AUTORAMENTE | Poemas de Cristiano Moreira
Poema 1
Barcos retornam ao mar
Aos poucos /os barcos retornam ao mar
depois de tempo //deitados no estaleiro
prostrados no pátio / outroceano //deserto//
saudades do sonho/ dos solavancos/
necessário calafetar/ as novas tábuas/ afinar as tíbias
para amansar os ventos//costurar costados
outros reparos/tanta tinta
//
Tempo espuma beira/ cascos secos/ saliva de banzeiro/
barcos /não viajam sozinhos// pauta em silêncio
não singra as águas/ sem ossos /nem notas
convida à pausa/ o nevoeiro
//
Tripulação à bordo/ calado submerso/ quase cidade/
navegam sua música/ grandes poemas de madeira/
homens vivos/ rumo a outro confim/ à linha-lugar-do-sol/
raios irisados nas anilhas/ a refração sobre ondas/
anuncia nova safra nas flores de sal/
no cardume/ o retorno do real encoberto/ainda/
pelas lâminas d`água do presente / inda agora/
tanta gente/ cujos olhos marejados /
catam peixes no convés/de joelhos/ matam saudade
de tantos/outros que seguiram outros mares.
Poema 2
Mãos
diferir-se da besta pela forma
das falanges e número de dobras
a unha do polegar sob a do dedo mínimo
despista dor na corrente dos meridianos
manifesto a energia atarantada dos rins
no silêncio e na sombra das olheiras
o animal do homem foge entre
as pernas das mulheres, diria francis ponge
o espaço de nosso sistema solar tem o mapa
riscado na palma da mão aberta, como peixe escalado
esmagar a mão é subtrair a ficção
fazer dela – a mão- uma escritura informe
o sinal da cruz na testa untada
à espera da morte, vagão vazio
a mão procura o tato e afasta a solidão
na comuna do aperto, nos gestos nos mudrás
o quiromante é um navegador
entre células cortes e constelações
calafate, carpinteiro, alfaiate
nacionalidades no território das mãos
os reis magos traziam nas mãos
vestígios da cauda do cometa
contra a mão dominante e alicate
ergue a voz o subalterno, ergue o punho
a dobradiça do braço brune
face da lua sob olhar de saturno
nas malhas das redes as mãos sonham
os cabelos da mulher nua na cama
tornar-se besta novamente encontrar
outra palma entrelaçar os dedos, a respiração
(Imagem: Barcos em Mar Tormentoso, Willem van de Velde II, 1672)

O autor
Cristiano Moreira é poeta, professor e tipógrafo.
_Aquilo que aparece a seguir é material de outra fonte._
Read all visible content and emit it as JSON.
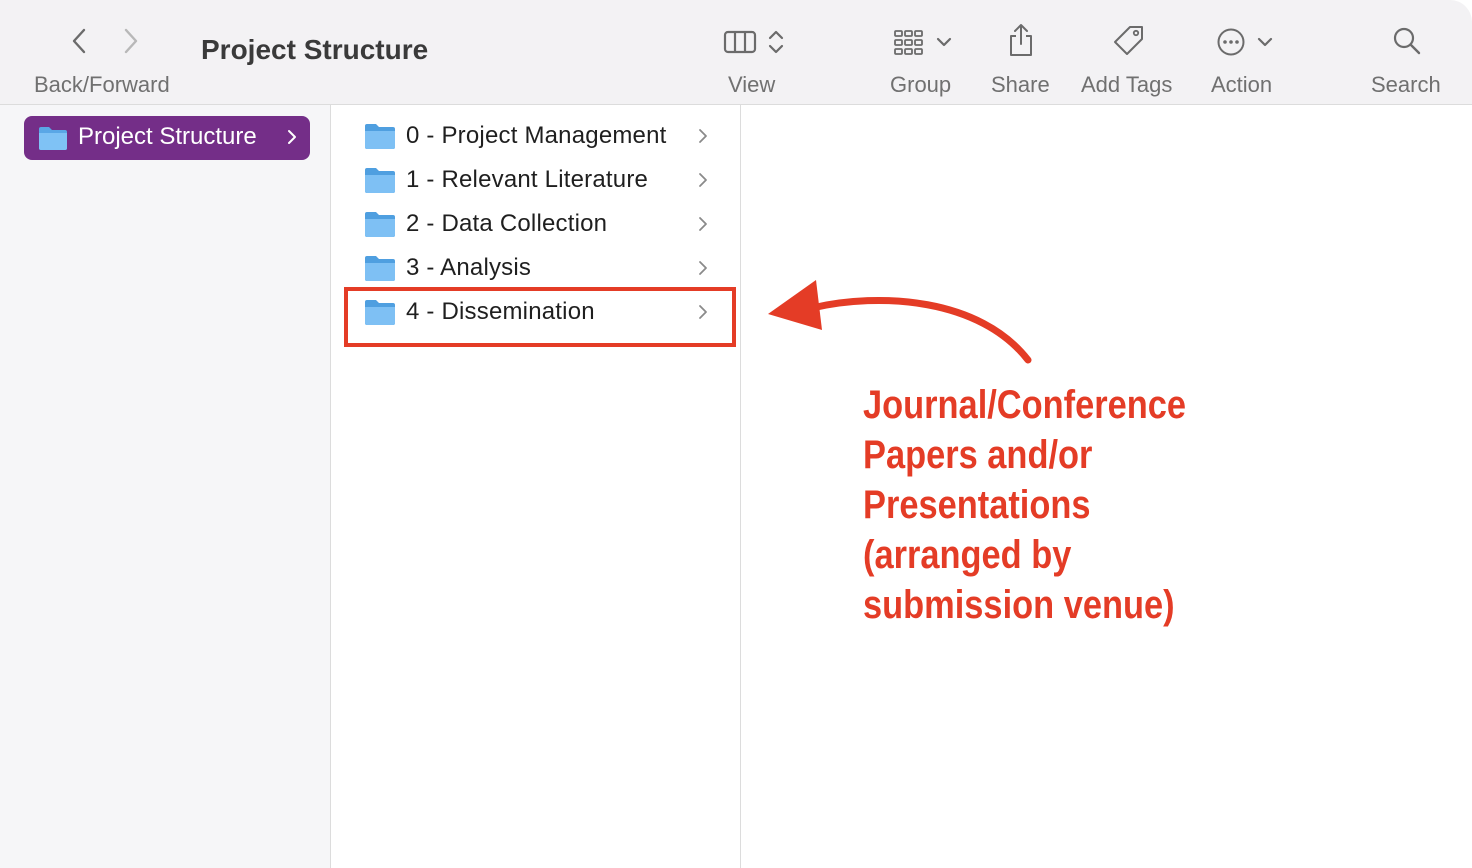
{
  "window": {
    "title": "Project Structure",
    "accent": "#742e88"
  },
  "toolbar": {
    "back_forward_label": "Back/Forward",
    "view_label": "View",
    "group_label": "Group",
    "share_label": "Share",
    "add_tags_label": "Add Tags",
    "action_label": "Action",
    "search_label": "Search",
    "icons": [
      "chevron-left-icon",
      "chevron-right-icon",
      "column-view-icon",
      "up-down-chevron-icon",
      "group-grid-icon",
      "chevron-down-icon",
      "share-icon",
      "tag-icon",
      "ellipsis-circle-icon",
      "search-icon"
    ]
  },
  "sidebar": {
    "items": [
      {
        "label": "Project Structure",
        "selected": true,
        "icon": "folder-icon"
      }
    ]
  },
  "browser": {
    "items": [
      {
        "label": "0 - Project Management",
        "icon": "folder-icon"
      },
      {
        "label": "1 - Relevant Literature",
        "icon": "folder-icon"
      },
      {
        "label": "2 - Data Collection",
        "icon": "folder-icon"
      },
      {
        "label": "3 - Analysis",
        "icon": "folder-icon"
      },
      {
        "label": "4 - Dissemination",
        "icon": "folder-icon",
        "highlighted": true
      }
    ]
  },
  "annotation": {
    "color": "#e43c26",
    "lines": [
      "Journal/Conference",
      "Papers and/or",
      "Presentations",
      "(arranged by",
      "submission venue)"
    ]
  }
}
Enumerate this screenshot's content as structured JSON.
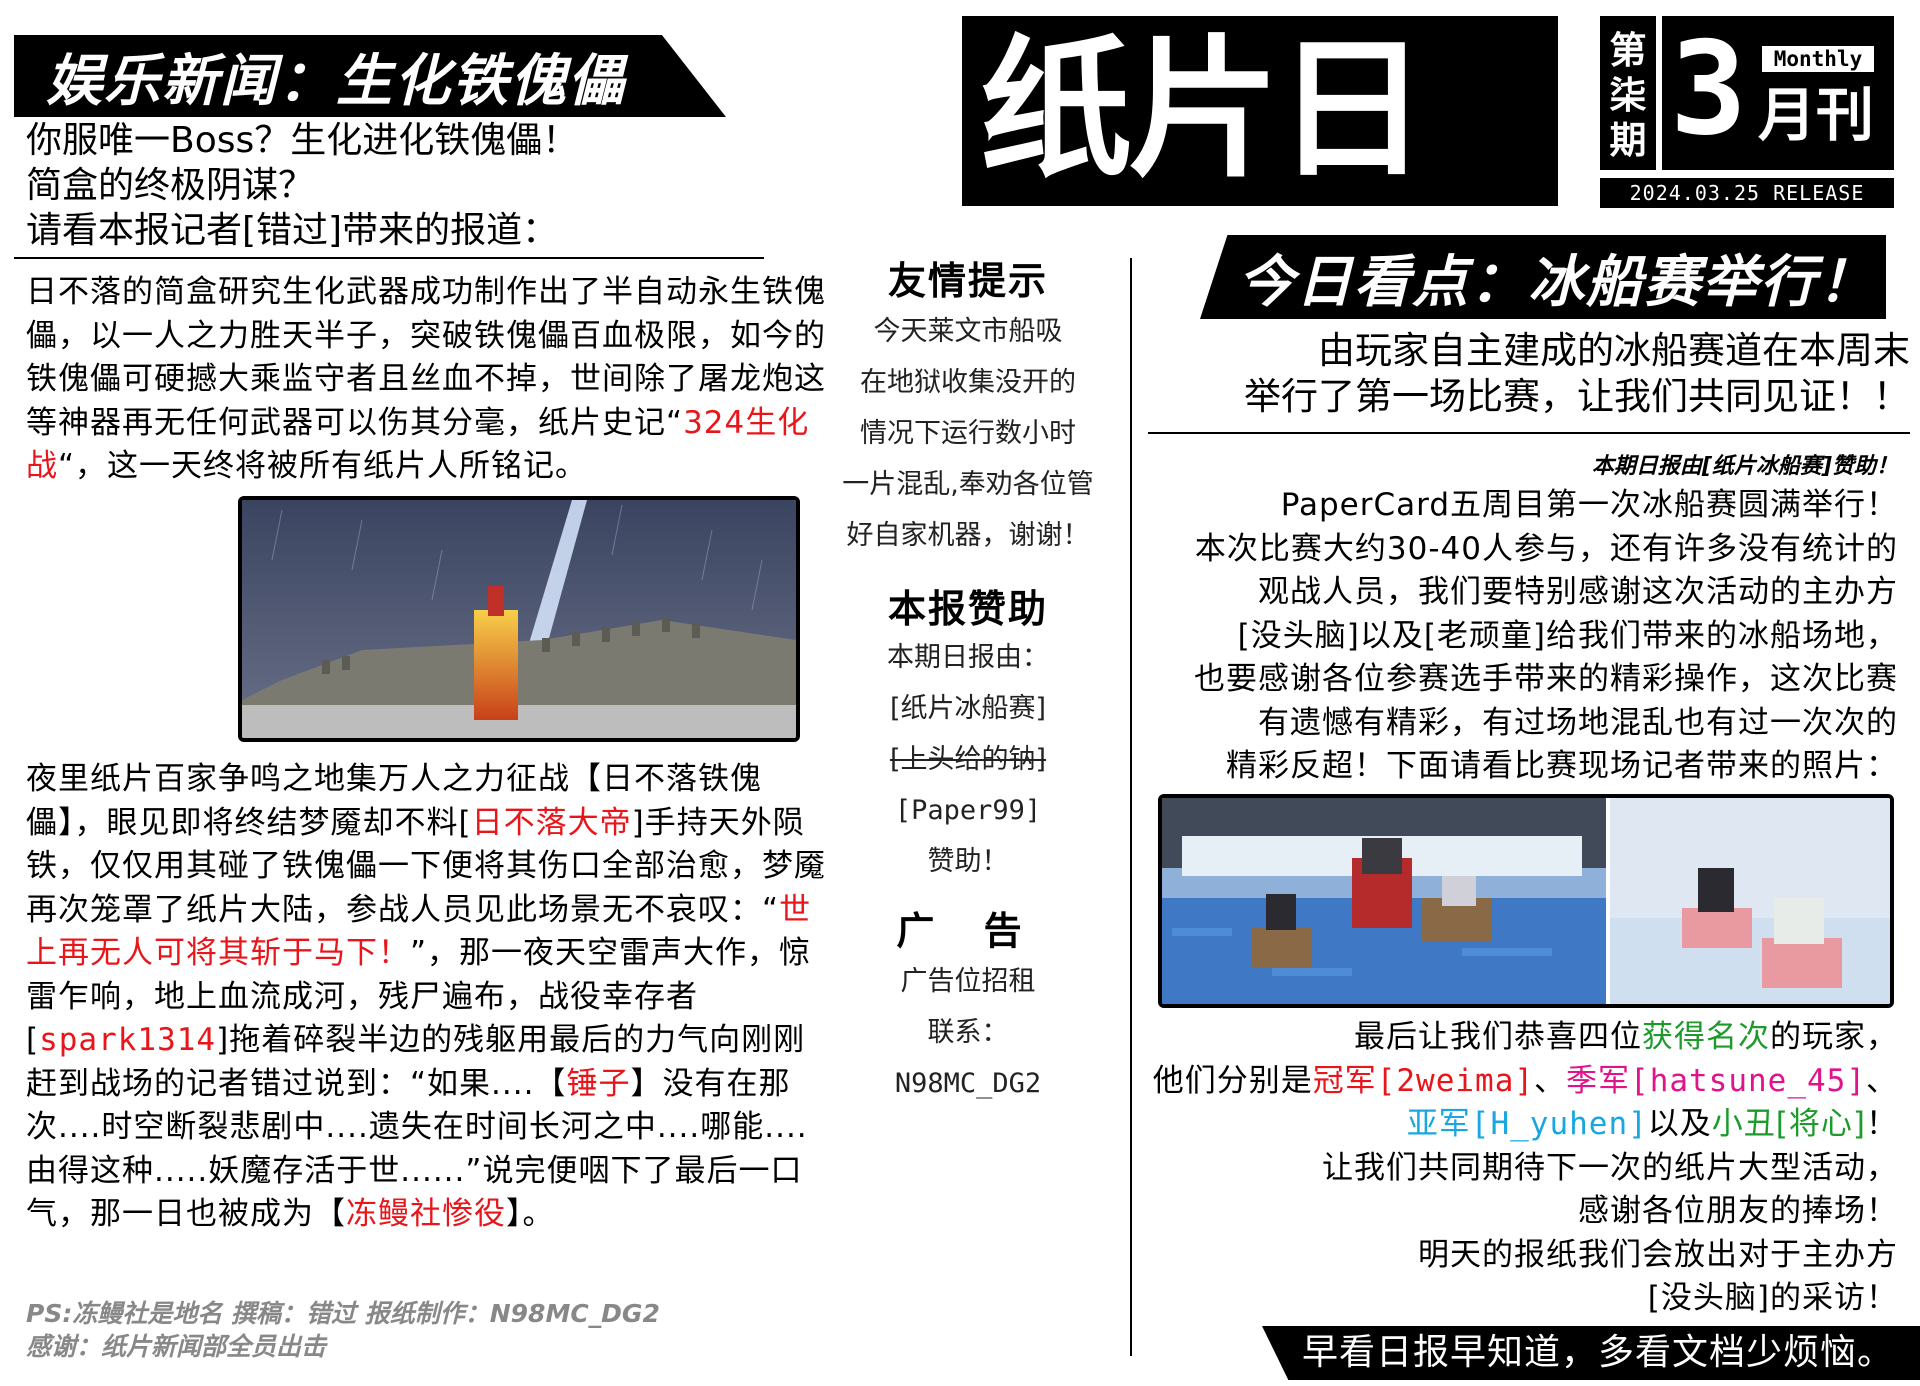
{
  "left": {
    "banner": "娱乐新闻：生化铁傀儡",
    "lead_lines": [
      "你服唯一Boss？生化进化铁傀儡！",
      "简盒的终极阴谋？",
      "请看本报记者[错过]带来的报道："
    ],
    "p1_a": "日不落的简盒研究生化武器成功制作出了半自动永生铁傀儡，以一人之力胜天半子，突破铁傀儡百血极限，如今的铁傀儡可硬撼大乘监守者且丝血不掉，世间除了屠龙炮这等神器再无任何武器可以伤其分毫，纸片史记“",
    "p1_red": "324生化战",
    "p1_b": "“，这一天终将被所有纸片人所铭记。",
    "p2_a": "夜里纸片百家争鸣之地集万人之力征战【日不落铁傀儡】，眼见即将终结梦魇却不料[",
    "p2_red1": "日不落大帝",
    "p2_b": "]手持天外陨铁，仅仅用其碰了铁傀儡一下便将其伤口全部治愈，梦魇再次笼罩了纸片大陆，参战人员见此场景无不哀叹：“",
    "p2_red2": "世上再无人可将其斩于马下！",
    "p2_c": "”，那一夜天空雷声大作，惊雷乍响，地上血流成河，残尸遍布，战役幸存者[",
    "p2_red3": "spark1314",
    "p2_d": "]拖着碎裂半边的残躯用最后的力气向刚刚赶到战场的记者错过说到：“如果....【",
    "p2_red4": "锤子",
    "p2_e": "】没有在那次....时空断裂悲剧中....遗失在时间长河之中....哪能....由得这种.....妖魔存活于世......”说完便咽下了最后一口气，那一日也被成为【",
    "p2_red5": "冻鳗社惨役",
    "p2_f": "】。",
    "ps_line1": "PS:冻鳗社是地名   撰稿：错过  报纸制作：N98MC_DG2",
    "ps_line2": "感谢：纸片新闻部全员出击"
  },
  "masthead": {
    "title": "纸片日报",
    "issue": [
      "第",
      "柒",
      "期"
    ],
    "number": "3",
    "monthly": "Monthly",
    "yuekan": "月刊",
    "release": "2024.03.25 RELEASE"
  },
  "middle": {
    "tip_title": "友情提示",
    "tip_lines": [
      "今天莱文市船吸",
      "在地狱收集没开的",
      "情况下运行数小时",
      "一片混乱,奉劝各位管",
      "好自家机器，谢谢！"
    ],
    "sponsor_title": "本报赞助",
    "sponsor_l1": "本期日报由：",
    "sponsor_l2": "[纸片冰船赛]",
    "sponsor_l3": "[上头给的钠]",
    "sponsor_l4": "[Paper99]",
    "sponsor_l5": "赞助！",
    "ad_title": "广 告",
    "ad_l1": "广告位招租",
    "ad_l2": "联系：",
    "ad_l3": "N98MC_DG2"
  },
  "right": {
    "banner": "今日看点：冰船赛举行！",
    "lead_lines": [
      "由玩家自主建成的冰船赛道在本周末",
      "举行了第一场比赛，让我们共同见证！！"
    ],
    "sponsor_note": "本期日报由[纸片冰船赛]赞助！",
    "p1_lines": [
      "PaperCard五周目第一次冰船赛圆满举行！",
      "本次比赛大约30-40人参与，还有许多没有统计的",
      "观战人员，我们要特别感谢这次活动的主办方",
      "[没头脑]以及[老顽童]给我们带来的冰船场地，",
      "也要感谢各位参赛选手带来的精彩操作，这次比赛",
      "有遗憾有精彩，有过场地混乱也有过一次次的",
      "精彩反超！下面请看比赛现场记者带来的照片："
    ],
    "c_l1a": "最后让我们恭喜四位",
    "c_l1g": "获得名次",
    "c_l1b": "的玩家，",
    "c_l2a": "他们分别是",
    "c_l2r": "冠军[2weima]",
    "c_l2sep": "、",
    "c_l2p": "季军[hatsune_45]",
    "c_l2end": "、",
    "c_l3c": "亚军[H_yuhen]",
    "c_l3a": "以及",
    "c_l3g": "小丑[将心]",
    "c_l3end": "！",
    "c_rest": [
      "让我们共同期待下一次的纸片大型活动，",
      "感谢各位朋友的捧场！",
      "明天的报纸我们会放出对于主办方",
      "[没头脑]的采访！"
    ],
    "footer": "早看日报早知道，多看文档少烦恼。"
  },
  "colors": {
    "accent_red": "#e8161b",
    "green": "#1e9a2c",
    "cyan": "#1aa7e0",
    "pink": "#e0138c"
  }
}
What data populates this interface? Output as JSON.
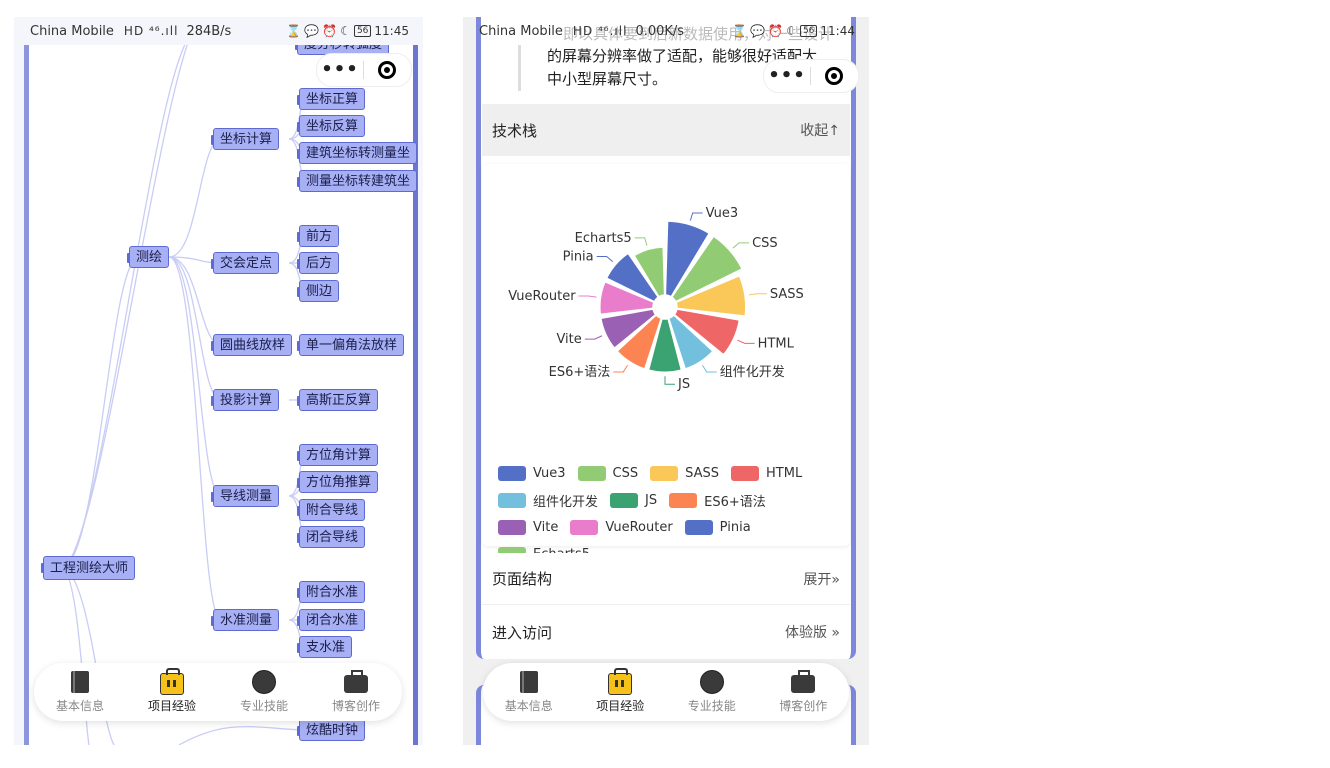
{
  "status_left": {
    "carrier": "China Mobile",
    "network": "HD ⁴⁶.ıll",
    "speed": "284B/s",
    "battery": "56",
    "time": "11:45"
  },
  "status_right": {
    "carrier": "China Mobile",
    "network": "HD ⁴⁶.ıll",
    "speed": "0.00K/s",
    "battery": "56",
    "time": "11:44"
  },
  "capsule": {
    "more": "•••"
  },
  "mindmap": {
    "root": "工程测绘大师",
    "top_partial": "度分秒转弧度",
    "level1": "测绘",
    "groups": [
      {
        "label": "坐标计算",
        "children": [
          "坐标正算",
          "坐标反算",
          "建筑坐标转测量坐",
          "测量坐标转建筑坐"
        ]
      },
      {
        "label": "交会定点",
        "children": [
          "前方",
          "后方",
          "侧边"
        ]
      },
      {
        "label": "圆曲线放样",
        "children": [
          "单一偏角法放样"
        ]
      },
      {
        "label": "投影计算",
        "children": [
          "高斯正反算"
        ]
      },
      {
        "label": "导线测量",
        "children": [
          "方位角计算",
          "方位角推算",
          "附合导线",
          "闭合导线"
        ]
      },
      {
        "label": "水准测量",
        "children": [
          "附合水准",
          "闭合水准",
          "支水准"
        ]
      }
    ],
    "bottom_partial": "炫酷时钟"
  },
  "tabbar": {
    "tabs": [
      {
        "label": "基本信息",
        "icon": "book-icon"
      },
      {
        "label": "项目经验",
        "icon": "briefcase-icon",
        "active": true
      },
      {
        "label": "专业技能",
        "icon": "ball-icon"
      },
      {
        "label": "博客创作",
        "icon": "box-icon"
      }
    ]
  },
  "detail": {
    "intro_ghost": "即以具体要到后新数据使用，对一些设计",
    "intro_line1": "的屏幕分辨率做了适配，能够很好适配大",
    "intro_line2": "中小型屏幕尺寸。",
    "tech_title": "技术栈",
    "tech_action": "收起↑",
    "structure_title": "页面结构",
    "structure_action": "展开»",
    "visit_title": "进入访问",
    "visit_action": "体验版 »"
  },
  "chart_data": {
    "type": "pie",
    "style": "rose",
    "categories": [
      "Vue3",
      "CSS",
      "SASS",
      "HTML",
      "组件化开发",
      "JS",
      "ES6+语法",
      "Vite",
      "VueRouter",
      "Pinia",
      "Echarts5"
    ],
    "values": [
      10,
      10,
      9,
      8,
      6,
      6,
      6,
      6,
      6,
      6,
      5
    ],
    "colors": [
      "#5470c6",
      "#91cc75",
      "#fac858",
      "#ee6666",
      "#73c0de",
      "#3ba272",
      "#fc8452",
      "#9a60b4",
      "#ea7ccc",
      "#5470c6",
      "#91cc75"
    ],
    "legend_position": "bottom",
    "title": ""
  }
}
Nascido em Itajaí, em 1973, criado em Navegantes. Estreou na poesia com Rebojo (Bernúncia:2005), seguido de O calafate míope (Papaterra:2009), Infância do Pife (Dengo-dengo Cartoneiro: 2011), As cinco mulheres pagãs com imagens de Fernando Karl (Papaterra: 2013 – Ed. 30 exemplares), Dengo-Dengo- Infanto juvenil ilustrado por Yannet Brigiller (Papaterra: 2016), Dente de cachorro (Nave:2018) e Imagens da Madeira (Papel do mato: 2019) é seu livro de poesia mais recente. Traduziu com Miguel Rodriguez o volume de narrativas Apartados (Papaterra /La Cebra:2011), do escritor chileno Rodrigo Naranjo. Doutor em literatura brasileira (UFSC) com pesquisa sobre o escritor Osman Lins. um dos organizadores e editor de Imprevistos de arribação – textos de Osman Lins nos jornais recifenses (Papaterra: 2019). Sócio da Quinta da Gávea hospedaria e quintal criativo onde está sediado o Ponto de Cultura Biblioteca Rural e a Oficina Tipográfica Papel do Mato em Rodeio/SC, onde vive atualmente.